Major Roadblocks to Language Learning

Words and photo provided by Dr. David Shaffer

There are very few of us – as language teachers or as language learners – who would suggest that learning a foreign language is an easy task, but there is far less agreement on just what makes it so darn difficult. It was exactly this question that was recently posed on one of the discussion boards I subscribe to, ELT Professionals. The question: What would you consider to be the biggest problem with language learning? The responses were as varied as the respondents, but all were noteworthy. Let us take a look at the most common responses and some others that seem most relevant to the Korean EFL context.

Motivation
Student motivation was the most often mentioned problem in the discussion. Lack of motivation and loss of motivation on the part of the student, and the challenge to the teacher to inspire in the student an intrinsic motivation to learn were all mentioned. When one is required to do something rather than do it of their own free choice, there is bound to be less enthusiasm in doing it. So it is with English. In Korea, students are required to study English in grades 3 to 12, and many parents require these same students to study English outside of school. (More household funds are spent on private English education than on any other school subject.)

The loss of interest in learning English can be blamed mainly on the curriculum and the teaching methods. All too often, courses focus on grammar and vocabulary, and are test-driven. Lessons are teacher-centered. What we as teachers need to do is offer lessons that are not only interesting but engaging through interactive activities, through classes that are challenging, classes that lead to acquisition of new skills and the discovery of new knowledge. The rise in student motivation that the teacher witnesses can similarly lead to a rise in their own motivation.

Language Differences
The greater the differences between a language and one’s mother tongue, the more difficult that language is to learn. This certainly applies to English and Korean. Among the 60-plus languages that the U.S. Foreign Service Institute teaches, Korean is ranked among the top five in difficulty for English speakers to learn. English is equally difficult for Korean-speaking learners. There are great differences in their grammar and pronunciation systems, huge differences in their writing systems, and considerable differences in the cultures of Koreans and English speakers.

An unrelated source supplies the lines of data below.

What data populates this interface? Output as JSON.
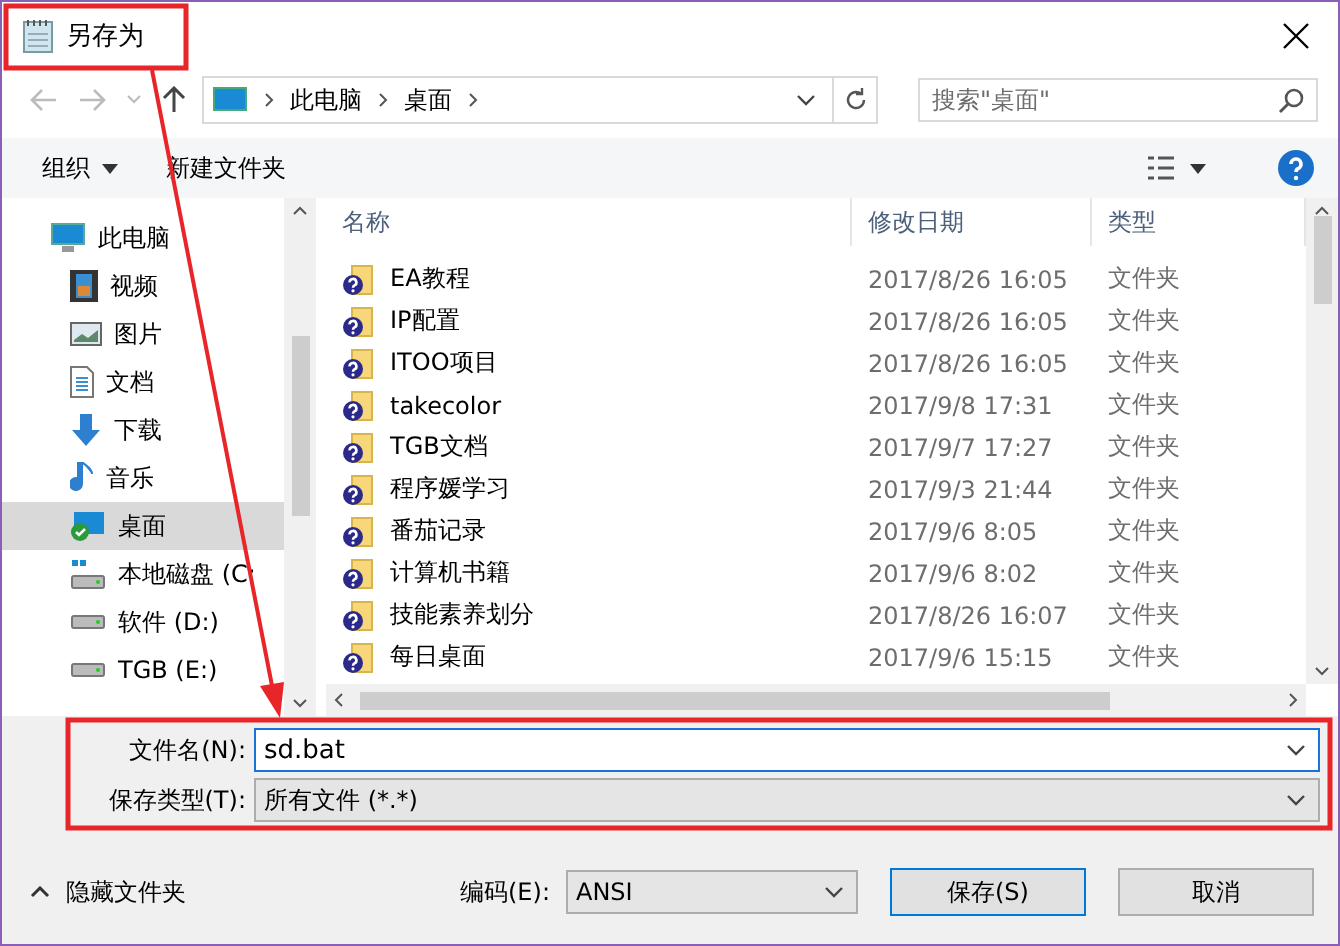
{
  "window": {
    "title": "另存为"
  },
  "address": {
    "path": [
      "此电脑",
      "桌面"
    ]
  },
  "search": {
    "placeholder": "搜索\"桌面\""
  },
  "toolbar": {
    "organize": "组织",
    "new_folder": "新建文件夹"
  },
  "sidebar": {
    "items": [
      {
        "label": "此电脑",
        "kind": "pc",
        "selected": false,
        "children": [
          {
            "label": "视频",
            "kind": "video",
            "selected": false
          },
          {
            "label": "图片",
            "kind": "picture",
            "selected": false
          },
          {
            "label": "文档",
            "kind": "document",
            "selected": false
          },
          {
            "label": "下载",
            "kind": "download",
            "selected": false
          },
          {
            "label": "音乐",
            "kind": "music",
            "selected": false
          },
          {
            "label": "桌面",
            "kind": "desktop",
            "selected": true
          },
          {
            "label": "本地磁盘 (C:",
            "kind": "system-drive",
            "selected": false
          },
          {
            "label": "软件 (D:)",
            "kind": "drive",
            "selected": false
          },
          {
            "label": "TGB (E:)",
            "kind": "drive",
            "selected": false
          }
        ]
      }
    ]
  },
  "table": {
    "columns": [
      "名称",
      "修改日期",
      "类型"
    ],
    "rows": [
      {
        "name": "EA教程",
        "date": "2017/8/26 16:05",
        "type": "文件夹"
      },
      {
        "name": "IP配置",
        "date": "2017/8/26 16:05",
        "type": "文件夹"
      },
      {
        "name": "ITOO项目",
        "date": "2017/8/26 16:05",
        "type": "文件夹"
      },
      {
        "name": "takecolor",
        "date": "2017/9/8 17:31",
        "type": "文件夹"
      },
      {
        "name": "TGB文档",
        "date": "2017/9/7 17:27",
        "type": "文件夹"
      },
      {
        "name": "程序媛学习",
        "date": "2017/9/3 21:44",
        "type": "文件夹"
      },
      {
        "name": "番茄记录",
        "date": "2017/9/6 8:05",
        "type": "文件夹"
      },
      {
        "name": "计算机书籍",
        "date": "2017/9/6 8:02",
        "type": "文件夹"
      },
      {
        "name": "技能素养划分",
        "date": "2017/8/26 16:07",
        "type": "文件夹"
      },
      {
        "name": "每日桌面",
        "date": "2017/9/6 15:15",
        "type": "文件夹"
      }
    ]
  },
  "form": {
    "filename_label": "文件名(N):",
    "filename": "sd.bat",
    "type_label": "保存类型(T):",
    "type": "所有文件 (*.*)"
  },
  "footer": {
    "hide_folders": "隐藏文件夹",
    "encoding_label": "编码(E):",
    "encoding": "ANSI",
    "save": "保存(S)",
    "cancel": "取消"
  }
}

These language differences are givens; they cannot be changed. But what we as teachers can, and should, do is make ourselves aware of these differences and likewise make our students aware of them to make the language learning process a bit easier. It is in this area that native Korean-speaking teachers often have an edge over the native English-speaking teacher (NEST). An intuitive knowledge of Korean and the experience of going through the English-learning process themselves gives the Korean teacher the advantage over the NEST in explaining Korean–English differences and in empathizing with students in their English-learning trials and tribulations. The professional development challenge here for NESTs is quite transparent: they should familiarize themselves as much as possible with Korean to understand these Korean–English differences and draw on this knowledge in their teaching.

Confidence
Teachers from distant parts of the world say the same thing: that student confidence, or more accurately, the lack of it, is a huge barrier to learning and speaking English. This lack of self-confidence is more closely related to a fear of ridicule and other culture-based inhibitions than to one’s actual proficiency level. Korean culture has long promoted quietly listening to one’s elders as a virtue, and this has been nowhere more true than in the classroom. Getting conversation-class students, and students in general, to break out of this culturally constructed shell can be challenging for any teacher. Even more formidable for those students who do build up the courage to speak is the fear of making a mistake.

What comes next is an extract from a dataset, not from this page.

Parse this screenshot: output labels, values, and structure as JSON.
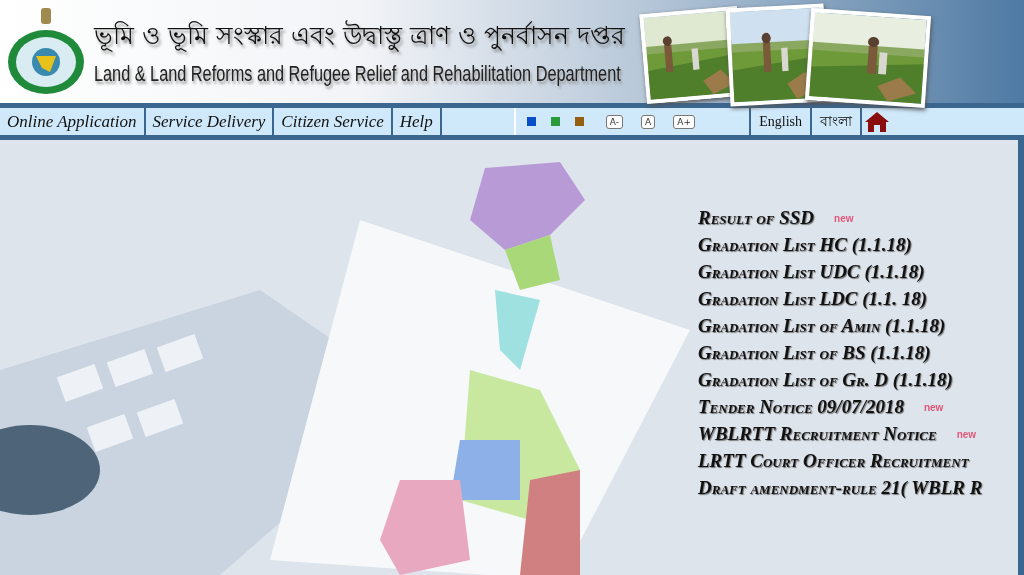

Many Koreans suffer from what I have dubbed the “perfectionist syndrome” – seeing everything as a dichotomy (black and white, good and evil, right and wrong) rather than as endpoints on a continuum. Accordingly, if a student offers an oral response that is not 100-percent correct and the teacher corrects it, classmates may label the student as imperfect, wrong, and/or bad. What we as teachers need to do is explain to our students that making English mistakes is part of the language learning process – a necessary and beneficial part of the process actually. We need to convince our students that ridiculing learners for their errors is detrimental to language learning for not only their classmates but for themselves as well.

To build confidence and diminish ridicule in the classroom, it is quite advantageous to have students work in very small groups rather than having them produce English standing at their seat under the heavy gaze of the entire class and the teacher as well. Creating activities where students are paired up with a single partner, and without the teacher always listening in, forms a non-threatening environment in which students can shine without the fear of being teased. Pair work can gradually lead to work in triads and groups of four.

Group project work is also a great confidence-builder, both inside and outside the classroom. In addition to classroom practice, students need to practice their English in the real world, in real-life situations. Encourage them to do so. The foreigner population of Korea is now over six percent, and many of them speak English better than Korean. They can be found in places as varied as local churches, community international centers, and downtown taverns. Interacting with them (non-intrusively) will build confidence and stimulate motivation in the student as well as create an understanding of language differences. Let us work at removing some of these roadblocks for our students as they travel down the road of English language learning.